Herein, we have described the PGx variation across a subset of Shetlander and Orcadian participants that are part of the Viking Genes study. While the PGx landscape and distribution of actionable phenotypes is largely similar to observations across other European populations, the occurrence of potential novel and/or functionally relevant PGx variants or haplotypes enriched within families in these population isolates may warrant tailoring of PGx testing panels. Overall, understanding the distributions of PGx variants, star alleles and phenotypes across Shetland, Orkney, and potentially the broad scope of the Scottish Isles, is informative for research on utility and cost-effectiveness of clinical PGx testing for improved safety and efficacy of drug therapy.

Future directions

Given the relatively high number of potential novel star alleles identified in the Shetland and Orkney datasets included in this study, further (experimental) characterisation of these haplotypes is warranted to support their inclusion in the PharmVar database (https://www.pharmvar.org).
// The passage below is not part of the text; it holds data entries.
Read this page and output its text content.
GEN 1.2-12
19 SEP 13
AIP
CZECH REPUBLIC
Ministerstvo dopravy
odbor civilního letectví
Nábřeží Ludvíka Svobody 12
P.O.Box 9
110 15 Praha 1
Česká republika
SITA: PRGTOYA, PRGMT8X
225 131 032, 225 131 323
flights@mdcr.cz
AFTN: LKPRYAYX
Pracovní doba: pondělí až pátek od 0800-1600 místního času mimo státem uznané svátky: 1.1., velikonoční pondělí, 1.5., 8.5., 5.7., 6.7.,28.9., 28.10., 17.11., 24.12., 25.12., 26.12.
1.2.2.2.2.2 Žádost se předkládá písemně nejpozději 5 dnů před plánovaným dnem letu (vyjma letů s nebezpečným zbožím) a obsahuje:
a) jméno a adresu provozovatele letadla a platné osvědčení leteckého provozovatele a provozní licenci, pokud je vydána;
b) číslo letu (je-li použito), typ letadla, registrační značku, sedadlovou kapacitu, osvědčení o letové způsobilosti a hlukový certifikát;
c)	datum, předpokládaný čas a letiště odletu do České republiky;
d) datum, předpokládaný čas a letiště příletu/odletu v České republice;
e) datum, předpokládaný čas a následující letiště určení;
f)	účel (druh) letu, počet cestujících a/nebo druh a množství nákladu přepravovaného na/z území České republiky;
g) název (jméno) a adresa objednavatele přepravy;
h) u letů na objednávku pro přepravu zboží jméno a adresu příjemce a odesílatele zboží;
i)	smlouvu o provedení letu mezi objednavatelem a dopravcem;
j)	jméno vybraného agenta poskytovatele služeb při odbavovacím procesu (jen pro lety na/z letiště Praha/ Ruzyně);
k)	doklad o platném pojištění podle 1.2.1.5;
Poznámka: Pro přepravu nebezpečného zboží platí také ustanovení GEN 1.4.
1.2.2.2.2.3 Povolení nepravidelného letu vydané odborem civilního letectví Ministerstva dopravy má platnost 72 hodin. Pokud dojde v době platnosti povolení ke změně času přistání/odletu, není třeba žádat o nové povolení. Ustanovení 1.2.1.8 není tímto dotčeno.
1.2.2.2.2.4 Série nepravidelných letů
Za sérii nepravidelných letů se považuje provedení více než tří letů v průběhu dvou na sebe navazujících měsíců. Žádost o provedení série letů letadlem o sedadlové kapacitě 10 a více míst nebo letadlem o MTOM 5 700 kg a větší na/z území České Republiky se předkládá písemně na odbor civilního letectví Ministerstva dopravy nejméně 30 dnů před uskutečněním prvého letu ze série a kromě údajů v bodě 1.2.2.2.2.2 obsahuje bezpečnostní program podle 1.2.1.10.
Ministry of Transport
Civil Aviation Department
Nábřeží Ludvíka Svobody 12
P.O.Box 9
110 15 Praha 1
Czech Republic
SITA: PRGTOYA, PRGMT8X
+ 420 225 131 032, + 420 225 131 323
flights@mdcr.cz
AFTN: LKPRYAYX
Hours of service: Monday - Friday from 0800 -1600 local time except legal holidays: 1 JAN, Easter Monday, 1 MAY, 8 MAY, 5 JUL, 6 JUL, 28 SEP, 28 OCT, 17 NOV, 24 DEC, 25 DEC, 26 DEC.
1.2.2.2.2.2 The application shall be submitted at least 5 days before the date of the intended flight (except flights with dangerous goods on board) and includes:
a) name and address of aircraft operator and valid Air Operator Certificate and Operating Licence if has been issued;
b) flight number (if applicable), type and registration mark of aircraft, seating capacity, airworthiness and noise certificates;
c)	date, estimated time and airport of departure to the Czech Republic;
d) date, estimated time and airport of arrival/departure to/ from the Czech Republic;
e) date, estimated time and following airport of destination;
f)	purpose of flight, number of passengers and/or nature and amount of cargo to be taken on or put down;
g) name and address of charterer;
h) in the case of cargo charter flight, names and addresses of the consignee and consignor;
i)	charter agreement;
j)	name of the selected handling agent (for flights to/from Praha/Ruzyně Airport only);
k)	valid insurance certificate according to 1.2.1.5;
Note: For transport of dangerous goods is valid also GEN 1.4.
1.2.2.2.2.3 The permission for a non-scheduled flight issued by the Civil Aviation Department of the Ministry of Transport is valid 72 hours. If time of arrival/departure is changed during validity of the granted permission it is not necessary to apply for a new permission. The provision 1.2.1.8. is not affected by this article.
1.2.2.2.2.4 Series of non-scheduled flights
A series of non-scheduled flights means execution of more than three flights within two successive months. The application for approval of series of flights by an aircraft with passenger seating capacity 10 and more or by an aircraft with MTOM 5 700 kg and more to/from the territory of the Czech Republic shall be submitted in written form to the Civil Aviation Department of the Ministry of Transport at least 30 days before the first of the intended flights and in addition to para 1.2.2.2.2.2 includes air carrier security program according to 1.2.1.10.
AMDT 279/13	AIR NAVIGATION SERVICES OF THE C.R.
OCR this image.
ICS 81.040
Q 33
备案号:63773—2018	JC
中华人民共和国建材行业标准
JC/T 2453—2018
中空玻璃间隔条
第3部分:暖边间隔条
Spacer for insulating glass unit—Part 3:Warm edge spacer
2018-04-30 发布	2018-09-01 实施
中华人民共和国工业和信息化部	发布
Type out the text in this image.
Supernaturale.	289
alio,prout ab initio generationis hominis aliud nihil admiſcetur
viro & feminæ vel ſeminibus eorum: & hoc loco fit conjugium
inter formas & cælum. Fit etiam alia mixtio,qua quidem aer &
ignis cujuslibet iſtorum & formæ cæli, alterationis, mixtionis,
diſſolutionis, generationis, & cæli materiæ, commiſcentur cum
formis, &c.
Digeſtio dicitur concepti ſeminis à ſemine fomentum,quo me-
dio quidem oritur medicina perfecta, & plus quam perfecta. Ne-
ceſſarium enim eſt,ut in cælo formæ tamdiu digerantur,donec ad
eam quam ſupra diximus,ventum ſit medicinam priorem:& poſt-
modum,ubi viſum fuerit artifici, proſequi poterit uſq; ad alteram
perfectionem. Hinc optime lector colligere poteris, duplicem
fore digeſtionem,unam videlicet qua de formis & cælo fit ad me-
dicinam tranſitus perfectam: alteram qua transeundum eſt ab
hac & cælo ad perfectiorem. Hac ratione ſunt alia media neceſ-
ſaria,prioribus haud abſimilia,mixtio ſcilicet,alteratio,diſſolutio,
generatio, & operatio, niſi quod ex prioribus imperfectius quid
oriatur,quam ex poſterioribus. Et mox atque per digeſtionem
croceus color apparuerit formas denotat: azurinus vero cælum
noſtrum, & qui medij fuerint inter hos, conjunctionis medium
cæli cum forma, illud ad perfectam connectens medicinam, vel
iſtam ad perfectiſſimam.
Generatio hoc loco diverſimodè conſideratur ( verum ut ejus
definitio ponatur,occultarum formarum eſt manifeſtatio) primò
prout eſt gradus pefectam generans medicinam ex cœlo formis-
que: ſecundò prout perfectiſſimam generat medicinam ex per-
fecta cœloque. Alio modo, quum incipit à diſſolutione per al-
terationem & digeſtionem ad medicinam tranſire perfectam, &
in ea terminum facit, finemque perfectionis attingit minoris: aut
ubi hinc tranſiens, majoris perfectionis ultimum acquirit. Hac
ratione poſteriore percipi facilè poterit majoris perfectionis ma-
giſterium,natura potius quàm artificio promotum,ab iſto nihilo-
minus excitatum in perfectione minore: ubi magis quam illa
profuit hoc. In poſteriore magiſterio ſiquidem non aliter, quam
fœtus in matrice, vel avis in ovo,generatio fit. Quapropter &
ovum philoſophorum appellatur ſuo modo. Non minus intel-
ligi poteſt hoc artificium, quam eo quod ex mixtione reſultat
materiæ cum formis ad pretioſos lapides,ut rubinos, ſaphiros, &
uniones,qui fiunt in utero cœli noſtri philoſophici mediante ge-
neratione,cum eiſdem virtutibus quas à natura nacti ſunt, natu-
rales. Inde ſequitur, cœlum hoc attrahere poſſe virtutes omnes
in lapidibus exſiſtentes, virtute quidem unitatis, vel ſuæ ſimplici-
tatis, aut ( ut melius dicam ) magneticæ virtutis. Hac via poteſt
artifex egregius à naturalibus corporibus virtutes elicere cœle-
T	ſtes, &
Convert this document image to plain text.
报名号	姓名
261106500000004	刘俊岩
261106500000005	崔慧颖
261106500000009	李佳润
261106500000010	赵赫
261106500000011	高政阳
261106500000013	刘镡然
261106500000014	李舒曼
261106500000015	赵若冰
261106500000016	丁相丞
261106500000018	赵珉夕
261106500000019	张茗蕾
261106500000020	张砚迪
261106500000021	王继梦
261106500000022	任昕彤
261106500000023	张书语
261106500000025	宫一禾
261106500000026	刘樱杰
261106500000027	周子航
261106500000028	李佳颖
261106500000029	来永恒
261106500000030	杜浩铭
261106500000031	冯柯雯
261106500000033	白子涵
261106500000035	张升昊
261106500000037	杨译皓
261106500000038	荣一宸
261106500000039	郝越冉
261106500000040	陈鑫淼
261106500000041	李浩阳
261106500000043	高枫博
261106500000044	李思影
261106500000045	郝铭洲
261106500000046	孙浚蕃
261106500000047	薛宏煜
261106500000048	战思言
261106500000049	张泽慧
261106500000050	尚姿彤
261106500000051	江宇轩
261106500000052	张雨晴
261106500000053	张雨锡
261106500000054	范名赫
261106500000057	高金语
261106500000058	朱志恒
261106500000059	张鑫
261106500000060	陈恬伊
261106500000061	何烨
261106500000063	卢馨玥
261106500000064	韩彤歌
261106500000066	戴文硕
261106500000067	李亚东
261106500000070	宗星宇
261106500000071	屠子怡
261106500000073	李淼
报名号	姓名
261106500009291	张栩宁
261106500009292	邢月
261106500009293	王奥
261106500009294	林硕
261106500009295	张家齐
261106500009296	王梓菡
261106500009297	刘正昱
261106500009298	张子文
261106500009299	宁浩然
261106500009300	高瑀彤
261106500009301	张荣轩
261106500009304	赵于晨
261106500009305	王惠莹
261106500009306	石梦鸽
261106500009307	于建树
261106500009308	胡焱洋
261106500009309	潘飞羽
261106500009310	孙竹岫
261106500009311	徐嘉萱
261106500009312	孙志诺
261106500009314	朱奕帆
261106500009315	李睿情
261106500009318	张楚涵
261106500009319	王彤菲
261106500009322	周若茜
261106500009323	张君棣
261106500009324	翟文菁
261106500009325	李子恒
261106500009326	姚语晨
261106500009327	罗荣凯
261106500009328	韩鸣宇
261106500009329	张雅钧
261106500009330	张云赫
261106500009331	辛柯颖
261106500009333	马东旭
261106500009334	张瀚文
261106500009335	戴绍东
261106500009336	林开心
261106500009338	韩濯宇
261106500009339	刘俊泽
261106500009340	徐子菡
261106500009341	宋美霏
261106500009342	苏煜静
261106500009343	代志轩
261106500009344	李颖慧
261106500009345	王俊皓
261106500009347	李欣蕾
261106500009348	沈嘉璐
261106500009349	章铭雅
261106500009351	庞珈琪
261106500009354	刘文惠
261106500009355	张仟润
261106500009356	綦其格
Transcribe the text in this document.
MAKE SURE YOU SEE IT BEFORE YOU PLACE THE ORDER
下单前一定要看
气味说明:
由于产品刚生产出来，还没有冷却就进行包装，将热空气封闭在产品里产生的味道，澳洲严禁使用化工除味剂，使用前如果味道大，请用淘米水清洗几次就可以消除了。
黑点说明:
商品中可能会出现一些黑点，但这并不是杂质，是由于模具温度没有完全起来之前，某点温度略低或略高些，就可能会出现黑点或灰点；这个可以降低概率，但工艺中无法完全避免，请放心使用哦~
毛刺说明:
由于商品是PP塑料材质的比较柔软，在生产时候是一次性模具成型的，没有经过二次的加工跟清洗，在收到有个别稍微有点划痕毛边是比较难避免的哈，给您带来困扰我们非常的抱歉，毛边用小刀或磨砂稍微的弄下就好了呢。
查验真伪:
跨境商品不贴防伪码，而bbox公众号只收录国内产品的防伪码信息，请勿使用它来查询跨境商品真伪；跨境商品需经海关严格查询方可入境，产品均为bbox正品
We also plan to examine the utility of Viking Genes whole exome sequence data for characterisation of PGx variation across the VIPs included in this study as exome data may be more feasible to generate for purposes of clinical PGx implementation.

Another critical aspect following this analysis is developing practical frameworks for clinical PGx implementation across the Scottish Isles and for communicating PGx test results to various healthcare stakeholders for the optimisation of patient care. This follows similar efforts emerging as part of the Viking Genes study17.